On 8/23/2019 3:43 AM, Alex Xu wrote:
> 2. Supporting same host cold migration
> This is the point I said below.
> For the same host resize, instance_uuid + flavor_id is working very
> well. But it can't support the same host cold migration. And yes,
> migration allocation can fix it. But also as you said, do we need to
> support the same host cold migration?
I see no reason to try and bend over backward to support same host cold
migration since, as I said, the only virt driver that supports that
today (and has been the only one for a long time - maybe forever?) is
the vmware driver which isn't supporting any of these more advanced
flows (VGPU, VPMEM, PCPU).
> If the answer is no, then we needn't bother it. instance_uuid +
> flavor_id is much simple.
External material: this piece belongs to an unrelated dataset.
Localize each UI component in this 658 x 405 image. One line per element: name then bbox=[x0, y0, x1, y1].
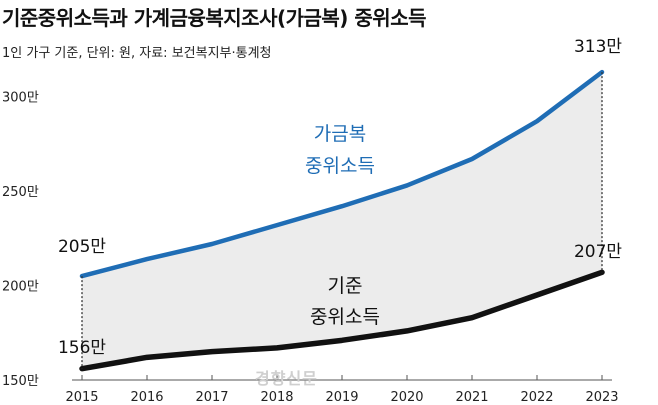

If the answer is yes, right, we can put it
> into the RT. But it will be complex, maybe we need a data model like the
> DB way proposal to pass the virt driver/platform specific info between
> RT and virt driver. Also, think about the case, we need to check if
> there is any incomplete live-migration, we need to do a cleanup for all
> free vpmems, since we lost the allocation info for live-migration. Then
> we need a virt dirver interface to trigger that cleanup, pretty sure I
> don't want to call it as driver.cleanup_vpmems(). We also need to change
> the existing driver.spawn method, to pass the assigned resource into
> virt driver. Also thinking about the case of interrupted migration, I
> guess there is no way to switch the
> I also remember Dan said, it isn't good to not support same host cold
Again, the libvirt driver, as far as I know, has never supported same
host cold migration, nor is anyone working on that, so I don't see where
the need to make that support happen now is coming from. I think it
should be ignored for the sake of these conversations.
> I think you are right, we can use RT.tracked_instances and
> RT.tracked_migrations. Then it isn't on the fly anymore.
> There are two existing bugs should be fixed.
> 1. The orphaned instance isn't in RT.tracked_instance. Although there is
> resource consuming for orphaned instance
> the virt driver interface
> https://github.com/openstack/nova/blob/62f6a0a1bc6c4b24621e1c2e927177f99501bef3/nova/compute/resource_tracker.py#L1447Â doesn't
> implement by most of virt driver.
For the latter, get_per_instance_usage, that's only implemented by the
xenapi driver which is on the path to being deprecated by the end of
Train at this point anyway:
so I wouldn't worry too much about that one.
In summary I'm not going to block attempts at proposal #2. As you said,
there are existing bugs which should be handled, though some likely
won't ever be completely fixed (automatic cleanup and recovery from live
migration failures - the live migration methods are huge and have a lot
of points of failure, so properly rolling back from all of those is
going to be a big undertaking in test and review time, and I don't see
either happening at this stage).
I think one of the motivations to keep VPMEM resource tracking isolated
to the hypervisor was just to get something quick and dirty working with
a minimal amount of impact to other parts of nova, like the data model,
ResourceTracker, etc. If proposal #2 also solves issues for VGPUs and
PCPUs then there is more justification for doing it.
Either way I'm not opposed to the #2 proposal so if that's what the
people that are working on this want, go ahead. I personally don't plan
on investing much review time in this series either way though, so
that's kind of why I'm apathetic about this.